A questão de quem foi responsável por remover livros da Bíblia é complexa, envolvendo considerações históricas, teológicas e eclesiásticas. Para abordar essa questão, devemos nos aprofundar no desenvolvimento do cânone bíblico, no contexto histórico dos Apócrifos e Pseudepígrafos, e nas decisões tomadas por várias comunidades religiosas ao longo da história.
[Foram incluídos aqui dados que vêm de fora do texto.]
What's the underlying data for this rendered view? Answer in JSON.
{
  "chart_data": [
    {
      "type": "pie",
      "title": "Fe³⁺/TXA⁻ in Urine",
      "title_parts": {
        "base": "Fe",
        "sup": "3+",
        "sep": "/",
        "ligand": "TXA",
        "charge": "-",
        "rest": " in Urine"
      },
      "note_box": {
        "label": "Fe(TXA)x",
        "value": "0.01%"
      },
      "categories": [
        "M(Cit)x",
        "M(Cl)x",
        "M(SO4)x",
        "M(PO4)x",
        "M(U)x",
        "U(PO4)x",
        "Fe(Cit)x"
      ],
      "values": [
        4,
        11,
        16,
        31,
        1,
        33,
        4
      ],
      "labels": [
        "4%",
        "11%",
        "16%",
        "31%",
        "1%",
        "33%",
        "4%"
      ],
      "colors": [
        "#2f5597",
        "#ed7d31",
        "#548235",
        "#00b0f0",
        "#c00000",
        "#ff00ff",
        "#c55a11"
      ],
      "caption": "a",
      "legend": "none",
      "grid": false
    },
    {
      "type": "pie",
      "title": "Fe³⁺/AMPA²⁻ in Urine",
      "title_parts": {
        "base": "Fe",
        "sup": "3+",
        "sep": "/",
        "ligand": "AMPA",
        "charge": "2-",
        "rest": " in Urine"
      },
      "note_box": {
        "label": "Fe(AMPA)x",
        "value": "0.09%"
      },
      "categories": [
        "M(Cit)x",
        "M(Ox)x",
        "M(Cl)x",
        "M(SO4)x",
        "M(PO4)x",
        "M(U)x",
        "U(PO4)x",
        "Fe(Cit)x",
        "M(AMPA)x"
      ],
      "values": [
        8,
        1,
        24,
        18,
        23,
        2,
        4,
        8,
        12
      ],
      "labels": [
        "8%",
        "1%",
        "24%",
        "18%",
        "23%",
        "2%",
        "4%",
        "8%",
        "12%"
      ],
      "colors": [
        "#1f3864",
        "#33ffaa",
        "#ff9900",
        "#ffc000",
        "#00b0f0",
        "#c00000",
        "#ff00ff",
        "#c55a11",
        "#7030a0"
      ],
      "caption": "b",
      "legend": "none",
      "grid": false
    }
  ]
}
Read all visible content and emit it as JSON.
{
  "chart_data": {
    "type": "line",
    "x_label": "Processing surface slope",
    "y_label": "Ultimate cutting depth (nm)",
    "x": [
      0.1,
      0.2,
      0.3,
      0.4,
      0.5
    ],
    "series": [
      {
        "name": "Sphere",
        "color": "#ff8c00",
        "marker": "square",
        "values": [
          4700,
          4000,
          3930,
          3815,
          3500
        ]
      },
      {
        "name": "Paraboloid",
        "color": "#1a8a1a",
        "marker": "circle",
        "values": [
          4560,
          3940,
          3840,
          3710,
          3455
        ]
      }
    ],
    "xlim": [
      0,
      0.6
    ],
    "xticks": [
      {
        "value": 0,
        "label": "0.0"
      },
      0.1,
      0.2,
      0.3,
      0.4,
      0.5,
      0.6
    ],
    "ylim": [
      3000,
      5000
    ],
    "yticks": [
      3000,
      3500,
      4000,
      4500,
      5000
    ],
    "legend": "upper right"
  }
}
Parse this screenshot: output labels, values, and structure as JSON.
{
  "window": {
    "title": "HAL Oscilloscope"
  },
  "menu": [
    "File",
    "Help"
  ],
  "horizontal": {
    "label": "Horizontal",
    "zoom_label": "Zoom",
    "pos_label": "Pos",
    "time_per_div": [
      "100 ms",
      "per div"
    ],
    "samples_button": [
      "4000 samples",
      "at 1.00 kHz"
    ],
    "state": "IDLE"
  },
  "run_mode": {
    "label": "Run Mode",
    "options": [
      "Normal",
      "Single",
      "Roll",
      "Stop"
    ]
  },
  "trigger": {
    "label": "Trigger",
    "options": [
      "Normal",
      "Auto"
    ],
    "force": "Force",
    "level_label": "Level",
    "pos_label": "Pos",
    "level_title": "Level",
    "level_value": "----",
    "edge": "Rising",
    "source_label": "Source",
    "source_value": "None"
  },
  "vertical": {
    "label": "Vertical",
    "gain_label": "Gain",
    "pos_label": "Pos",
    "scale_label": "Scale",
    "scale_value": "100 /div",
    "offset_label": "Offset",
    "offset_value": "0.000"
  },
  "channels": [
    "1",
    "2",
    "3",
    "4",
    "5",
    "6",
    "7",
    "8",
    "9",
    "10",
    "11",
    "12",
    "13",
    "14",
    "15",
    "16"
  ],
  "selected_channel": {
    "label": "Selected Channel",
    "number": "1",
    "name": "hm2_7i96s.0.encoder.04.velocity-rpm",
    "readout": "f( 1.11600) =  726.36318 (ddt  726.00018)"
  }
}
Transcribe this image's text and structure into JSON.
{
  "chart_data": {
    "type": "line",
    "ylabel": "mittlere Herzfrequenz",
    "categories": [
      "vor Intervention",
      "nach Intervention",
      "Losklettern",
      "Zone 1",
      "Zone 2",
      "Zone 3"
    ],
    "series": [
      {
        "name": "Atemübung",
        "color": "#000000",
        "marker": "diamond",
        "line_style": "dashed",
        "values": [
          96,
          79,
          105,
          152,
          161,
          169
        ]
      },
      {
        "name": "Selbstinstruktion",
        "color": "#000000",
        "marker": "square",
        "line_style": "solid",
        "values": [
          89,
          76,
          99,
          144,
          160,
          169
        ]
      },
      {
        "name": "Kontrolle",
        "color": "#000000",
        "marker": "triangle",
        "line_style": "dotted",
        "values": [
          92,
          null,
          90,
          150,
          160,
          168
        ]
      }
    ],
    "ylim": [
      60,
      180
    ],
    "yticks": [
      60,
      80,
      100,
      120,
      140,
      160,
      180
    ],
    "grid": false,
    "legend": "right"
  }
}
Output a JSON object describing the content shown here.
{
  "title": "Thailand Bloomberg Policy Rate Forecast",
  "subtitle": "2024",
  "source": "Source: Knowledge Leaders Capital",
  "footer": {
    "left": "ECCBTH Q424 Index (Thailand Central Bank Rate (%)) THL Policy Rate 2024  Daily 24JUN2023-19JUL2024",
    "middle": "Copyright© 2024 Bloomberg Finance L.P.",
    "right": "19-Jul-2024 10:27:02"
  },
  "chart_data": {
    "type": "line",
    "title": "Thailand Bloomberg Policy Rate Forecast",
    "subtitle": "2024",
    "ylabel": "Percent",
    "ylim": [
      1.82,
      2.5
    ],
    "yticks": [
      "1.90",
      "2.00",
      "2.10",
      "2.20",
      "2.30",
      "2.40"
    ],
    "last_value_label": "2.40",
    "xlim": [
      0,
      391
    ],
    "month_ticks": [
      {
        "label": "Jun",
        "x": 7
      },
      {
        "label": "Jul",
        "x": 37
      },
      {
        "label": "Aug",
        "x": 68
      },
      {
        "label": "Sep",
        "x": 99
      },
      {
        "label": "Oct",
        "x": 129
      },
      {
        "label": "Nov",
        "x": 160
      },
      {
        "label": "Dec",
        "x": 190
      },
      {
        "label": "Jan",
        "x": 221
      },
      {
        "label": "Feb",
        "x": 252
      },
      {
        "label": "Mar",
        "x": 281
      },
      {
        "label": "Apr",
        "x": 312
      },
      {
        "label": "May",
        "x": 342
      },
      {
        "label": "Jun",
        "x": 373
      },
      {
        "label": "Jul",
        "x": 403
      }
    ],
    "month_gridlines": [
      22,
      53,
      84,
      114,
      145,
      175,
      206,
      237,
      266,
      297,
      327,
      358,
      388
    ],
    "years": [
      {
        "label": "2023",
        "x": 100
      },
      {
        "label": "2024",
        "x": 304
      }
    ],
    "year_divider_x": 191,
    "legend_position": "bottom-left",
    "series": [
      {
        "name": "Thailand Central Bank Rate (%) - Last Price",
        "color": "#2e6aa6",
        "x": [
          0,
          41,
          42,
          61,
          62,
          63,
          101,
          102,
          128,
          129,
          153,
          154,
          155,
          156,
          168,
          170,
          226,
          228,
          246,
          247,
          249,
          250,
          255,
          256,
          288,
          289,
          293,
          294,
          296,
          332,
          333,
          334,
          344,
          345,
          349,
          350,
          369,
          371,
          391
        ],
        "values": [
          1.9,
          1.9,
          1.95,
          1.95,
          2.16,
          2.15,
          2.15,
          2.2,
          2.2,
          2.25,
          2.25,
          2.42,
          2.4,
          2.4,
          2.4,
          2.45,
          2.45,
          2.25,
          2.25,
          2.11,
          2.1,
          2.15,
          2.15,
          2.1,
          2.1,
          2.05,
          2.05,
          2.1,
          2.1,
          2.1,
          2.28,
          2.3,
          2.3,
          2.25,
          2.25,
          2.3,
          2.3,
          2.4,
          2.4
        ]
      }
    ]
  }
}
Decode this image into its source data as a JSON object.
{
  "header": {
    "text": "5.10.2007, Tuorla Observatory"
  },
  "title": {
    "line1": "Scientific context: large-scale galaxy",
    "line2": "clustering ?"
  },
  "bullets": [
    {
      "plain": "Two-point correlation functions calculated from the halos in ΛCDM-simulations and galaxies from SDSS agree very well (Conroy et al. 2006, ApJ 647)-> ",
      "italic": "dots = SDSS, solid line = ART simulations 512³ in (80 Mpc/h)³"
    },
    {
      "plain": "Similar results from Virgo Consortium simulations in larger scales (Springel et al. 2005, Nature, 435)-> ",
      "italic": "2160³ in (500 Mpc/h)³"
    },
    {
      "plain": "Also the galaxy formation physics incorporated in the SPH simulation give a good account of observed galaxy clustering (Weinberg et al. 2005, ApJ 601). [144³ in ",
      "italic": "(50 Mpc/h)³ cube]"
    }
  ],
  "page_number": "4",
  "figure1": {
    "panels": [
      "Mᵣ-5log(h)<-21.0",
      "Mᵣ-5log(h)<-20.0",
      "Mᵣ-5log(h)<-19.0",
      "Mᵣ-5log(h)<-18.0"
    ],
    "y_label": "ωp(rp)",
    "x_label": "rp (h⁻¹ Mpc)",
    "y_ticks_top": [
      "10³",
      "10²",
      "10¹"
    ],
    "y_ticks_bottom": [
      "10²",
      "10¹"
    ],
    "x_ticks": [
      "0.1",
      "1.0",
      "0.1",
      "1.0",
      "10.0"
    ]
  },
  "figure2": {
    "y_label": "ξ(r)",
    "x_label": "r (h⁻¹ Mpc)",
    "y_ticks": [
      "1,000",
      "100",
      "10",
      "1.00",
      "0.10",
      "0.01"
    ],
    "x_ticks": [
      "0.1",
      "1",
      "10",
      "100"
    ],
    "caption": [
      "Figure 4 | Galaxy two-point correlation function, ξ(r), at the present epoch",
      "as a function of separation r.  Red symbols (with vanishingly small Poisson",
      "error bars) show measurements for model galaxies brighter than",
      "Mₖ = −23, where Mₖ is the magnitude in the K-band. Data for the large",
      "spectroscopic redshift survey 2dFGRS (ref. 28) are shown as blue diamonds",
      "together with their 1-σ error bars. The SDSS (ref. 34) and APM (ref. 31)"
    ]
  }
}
O termo "cânone" refere-se à coleção de livros reconhecidos como escrituras autoritativas por uma comunidade religiosa. O processo de canonização não foi um evento único, mas sim uma série de decisões tomadas ao longo de séculos. Para a Bíblia cristã, isso envolveu a formação dos cânones do Antigo Testamento e do Novo Testamento, com variações entre diferentes tradições cristãs.
A comunidade judaica tinha uma coleção de escritos sagrados muito antes do nascimento do cristianismo. Na época de Jesus, o que agora conhecemos como a Bíblia Hebraica estava em grande parte estabelecido, embora debates sobre certos livros continuassem entre os estudiosos judeus. A Bíblia Hebraica consiste na Lei (Torá), nos Profetas (Nevi'im) e nos Escritos (Ketuvim), que juntos formam o Tanakh.
A Septuaginta, uma tradução grega das escrituras hebraicas, incluía livros adicionais não encontrados na Bíblia Hebraica. Esses livros, conhecidos como Apócrifos, eram amplamente usados na Igreja Cristã primitiva. O termo "Apócrifos" significa "ocultos" e refere-se a textos que eram considerados valiosos, mas não no mesmo nível que os livros canônicos.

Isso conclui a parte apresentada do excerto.